Myrna Dávila Castellón

Ignoro si en otros países ocurre lo mismo que aquí en Nicaragua: la mayoría de las leyes de cualquier tipo se encuentran engavetadas en los escritorios de los funcionarios y, por lo tanto, el vulgo las desconoce totalmente. Muchas veces oímos decir: “Se le aplica el artículo tal de la ley...”; “Ud. transgredió el inciso tal de la reforma x...” y el pobre individuo —ignorante de dichos artículos— se ve obligado a pagar por esa infracción. Pero lo “mejor” de todo es que la misma ley establece que no es justificación el desconocimiento de la misma. Esto es semejante a lo que le ocurre a un niño, a quien castigan sus padres por una falta cometida; el pequeño, asustado, no sale de su asombro porque jamás le habían prohibido tal acto.
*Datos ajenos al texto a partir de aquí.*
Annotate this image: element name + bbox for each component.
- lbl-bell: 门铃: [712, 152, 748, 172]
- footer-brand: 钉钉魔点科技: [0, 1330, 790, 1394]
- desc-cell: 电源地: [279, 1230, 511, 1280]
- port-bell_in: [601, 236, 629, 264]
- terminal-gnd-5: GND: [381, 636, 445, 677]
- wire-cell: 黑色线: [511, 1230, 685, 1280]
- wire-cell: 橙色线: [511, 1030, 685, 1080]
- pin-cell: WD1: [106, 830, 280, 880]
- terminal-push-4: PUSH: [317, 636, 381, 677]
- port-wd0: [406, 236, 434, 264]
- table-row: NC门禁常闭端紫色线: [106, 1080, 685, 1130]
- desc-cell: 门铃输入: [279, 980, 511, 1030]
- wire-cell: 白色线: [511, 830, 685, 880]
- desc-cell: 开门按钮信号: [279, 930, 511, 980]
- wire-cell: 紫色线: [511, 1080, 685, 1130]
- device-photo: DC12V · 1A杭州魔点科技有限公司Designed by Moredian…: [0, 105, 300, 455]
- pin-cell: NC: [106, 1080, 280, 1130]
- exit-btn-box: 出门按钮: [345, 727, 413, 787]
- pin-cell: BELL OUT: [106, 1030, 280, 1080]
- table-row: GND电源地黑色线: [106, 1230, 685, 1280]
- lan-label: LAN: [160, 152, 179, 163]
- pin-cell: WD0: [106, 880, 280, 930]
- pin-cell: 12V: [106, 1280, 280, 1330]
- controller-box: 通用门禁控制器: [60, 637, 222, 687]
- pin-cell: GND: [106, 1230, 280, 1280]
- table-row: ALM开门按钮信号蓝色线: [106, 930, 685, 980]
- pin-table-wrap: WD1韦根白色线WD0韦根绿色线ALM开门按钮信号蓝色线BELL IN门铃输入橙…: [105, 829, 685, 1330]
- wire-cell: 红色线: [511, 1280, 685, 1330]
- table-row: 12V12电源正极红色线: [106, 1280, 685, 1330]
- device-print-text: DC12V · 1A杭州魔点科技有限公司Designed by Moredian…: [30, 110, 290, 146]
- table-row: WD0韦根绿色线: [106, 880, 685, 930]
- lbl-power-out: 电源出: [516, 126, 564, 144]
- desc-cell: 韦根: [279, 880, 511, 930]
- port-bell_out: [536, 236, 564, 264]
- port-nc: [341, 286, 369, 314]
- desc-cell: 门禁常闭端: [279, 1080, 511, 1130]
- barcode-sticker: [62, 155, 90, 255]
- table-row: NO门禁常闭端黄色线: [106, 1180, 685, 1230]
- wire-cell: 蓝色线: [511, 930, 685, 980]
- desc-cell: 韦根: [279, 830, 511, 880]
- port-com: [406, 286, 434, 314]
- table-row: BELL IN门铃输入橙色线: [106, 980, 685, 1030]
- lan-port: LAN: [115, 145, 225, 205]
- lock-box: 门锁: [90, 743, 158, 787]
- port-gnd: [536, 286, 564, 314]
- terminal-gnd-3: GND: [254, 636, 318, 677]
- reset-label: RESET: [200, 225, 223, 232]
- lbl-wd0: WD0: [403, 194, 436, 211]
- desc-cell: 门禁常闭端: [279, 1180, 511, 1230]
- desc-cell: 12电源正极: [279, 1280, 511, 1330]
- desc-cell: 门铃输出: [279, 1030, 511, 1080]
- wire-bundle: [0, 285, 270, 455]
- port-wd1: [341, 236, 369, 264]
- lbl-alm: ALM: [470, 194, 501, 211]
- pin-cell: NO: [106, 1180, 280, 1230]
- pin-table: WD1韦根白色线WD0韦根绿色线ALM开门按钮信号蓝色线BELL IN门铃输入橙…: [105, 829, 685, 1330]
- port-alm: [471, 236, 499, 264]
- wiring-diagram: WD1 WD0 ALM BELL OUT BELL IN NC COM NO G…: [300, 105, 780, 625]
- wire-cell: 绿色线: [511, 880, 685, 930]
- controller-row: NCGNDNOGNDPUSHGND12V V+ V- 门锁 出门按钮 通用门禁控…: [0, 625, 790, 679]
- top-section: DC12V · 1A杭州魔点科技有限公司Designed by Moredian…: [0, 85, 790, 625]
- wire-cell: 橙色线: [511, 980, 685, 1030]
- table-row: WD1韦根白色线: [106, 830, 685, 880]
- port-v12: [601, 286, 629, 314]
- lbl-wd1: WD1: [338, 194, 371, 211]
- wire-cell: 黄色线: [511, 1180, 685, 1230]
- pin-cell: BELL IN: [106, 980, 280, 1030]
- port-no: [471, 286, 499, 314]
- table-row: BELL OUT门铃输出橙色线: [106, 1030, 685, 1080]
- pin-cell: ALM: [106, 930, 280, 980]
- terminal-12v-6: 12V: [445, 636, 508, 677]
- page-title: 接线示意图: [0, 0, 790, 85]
Contrario a lo anterior, las leyes de Tránsito (que supuestamente no hay conductor que las ignore) son violadas a cada instante y, sin embargo, las autoridades no hacen nada para prevenir y castigar los terribles accidentes que a diario sufren tanto los usuarios de buses y vehículos particulares, como los transeúntes.

Igualmente por culpa de un médico irresponsable muere un ser querido. ¿Dónde acudir para denunciar este hecho?.
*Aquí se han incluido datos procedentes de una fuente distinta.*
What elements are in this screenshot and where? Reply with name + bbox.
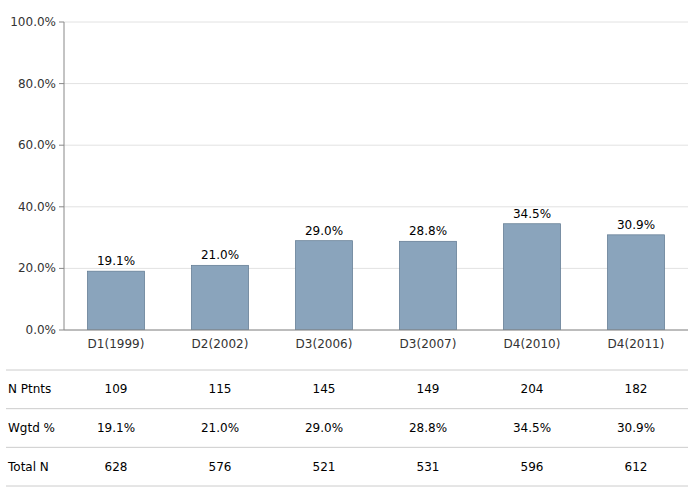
tick-label: 60.0% xyxy=(18,138,56,152)
table-cell: 204 xyxy=(521,382,544,396)
data-labels: 19.1% 21.0% 29.0% 28.8% 34.5% 30.9% xyxy=(97,207,655,268)
table-cell: 182 xyxy=(625,382,648,396)
tick-mark xyxy=(59,206,64,207)
bar xyxy=(295,241,352,330)
table-cell: 30.9% xyxy=(617,421,655,435)
y-axis-line xyxy=(64,22,65,330)
tick-mark xyxy=(59,83,64,84)
data-label: 29.0% xyxy=(305,224,343,238)
tick-mark xyxy=(59,145,64,146)
table-cell: 28.8% xyxy=(409,421,447,435)
chart: 0.0% 20.0% 40.0% 60.0% 80.0% 100.0% 19.1% 21.0%… xyxy=(0,0,700,500)
data-label: 28.8% xyxy=(409,224,447,238)
tick-label: 0.0% xyxy=(26,323,57,337)
table-cell: 109 xyxy=(105,382,128,396)
tick-mark xyxy=(59,330,64,331)
tick-label: D2(2002) xyxy=(192,337,249,351)
table-cell: 149 xyxy=(417,382,440,396)
data-label: 34.5% xyxy=(513,207,551,221)
tick-mark xyxy=(59,22,64,23)
table-cell: 145 xyxy=(313,382,336,396)
grid-line xyxy=(64,83,688,84)
tick-label: 20.0% xyxy=(18,261,56,275)
tick-label: D4(2011) xyxy=(608,337,665,351)
tick-label: 40.0% xyxy=(18,200,56,214)
tick-mark xyxy=(59,268,64,269)
bar xyxy=(503,224,560,330)
tick-label: 80.0% xyxy=(18,77,56,91)
data-label: 19.1% xyxy=(97,254,135,268)
table-cell: 612 xyxy=(625,460,648,474)
bar xyxy=(607,235,664,330)
data-label: 30.9% xyxy=(617,218,655,232)
table-cell: 115 xyxy=(209,382,232,396)
table-cell: 576 xyxy=(209,460,232,474)
bar xyxy=(87,271,144,330)
tick-label: D3(2006) xyxy=(296,337,353,351)
grid-line xyxy=(64,22,688,23)
y-axis: 0.0% 20.0% 40.0% 60.0% 80.0% 100.0% xyxy=(10,15,688,337)
tick-label: 100.0% xyxy=(10,15,56,29)
bars xyxy=(87,224,664,330)
table-cell: 19.1% xyxy=(97,421,135,435)
table-cell: 531 xyxy=(417,460,440,474)
grid-line xyxy=(64,268,688,269)
bar xyxy=(191,265,248,330)
grid-line xyxy=(64,206,688,207)
table-cell: 29.0% xyxy=(305,421,343,435)
table-cell: 21.0% xyxy=(201,421,239,435)
tick-label: D3(2007) xyxy=(400,337,457,351)
bar xyxy=(399,241,456,330)
table-separator xyxy=(6,486,688,487)
table-separator xyxy=(6,447,688,448)
x-axis-line xyxy=(64,330,688,331)
table-separator xyxy=(6,408,688,409)
table-cell: 34.5% xyxy=(513,421,551,435)
table-separator xyxy=(6,370,688,371)
tick-label: D1(1999) xyxy=(88,337,145,351)
grid-line xyxy=(64,330,688,331)
table-cell: 628 xyxy=(105,460,128,474)
table-row-label: Wgtd % xyxy=(8,421,55,435)
table-cell: 596 xyxy=(521,460,544,474)
table-cell: 521 xyxy=(313,460,336,474)
tick-label: D4(2010) xyxy=(504,337,561,351)
grid-line xyxy=(64,145,688,146)
x-axis: D1(1999) D2(2002) D3(2006) D3(2007) D4(2010)… xyxy=(88,337,665,351)
table-row-label: Total N xyxy=(7,460,49,474)
table: N Ptnts 109 115 145 149 204 182 Wgtd % 19.1% 21.0… xyxy=(6,370,688,486)
table-row-label: N Ptnts xyxy=(8,382,51,396)
data-label: 21.0% xyxy=(201,248,239,262)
Por otra parte, las leyes positivas, es decir, las que benefician a las personas tampoco las dan a conocer. Nos referimos concretamente a los jubilados del Seguro Social, pues los mínimos beneficios que los favorecen, no los hacen del conocimiento público.

Sugerimos por tanto, que en los estudios superiores se impartan clases sobre las leyes elementales de la Constitución y de otras similares que estén vinculadas con el funcionamiento y buena marcha de la vida civil a fin de que desde muy jóvenes los ciudadanos conozcamos dichas leyes para no infringirlas ni ser castigados injustamente, y para reclamar nuestros derechos cuando sea necesario. Igualmente sería muy provechoso que en los diarios locales (no en La Gaceta, porque nadie lee ésta ni está al alcance de todos) se comience a publicar uno a uno cada artículo de las leyes de Nicaragua —aunque lleguemos al año 3000— con el fin de que desde el más grande hasta el más pequeño nos empapemos de su contenido para que forjemos una Nicaragua mejor.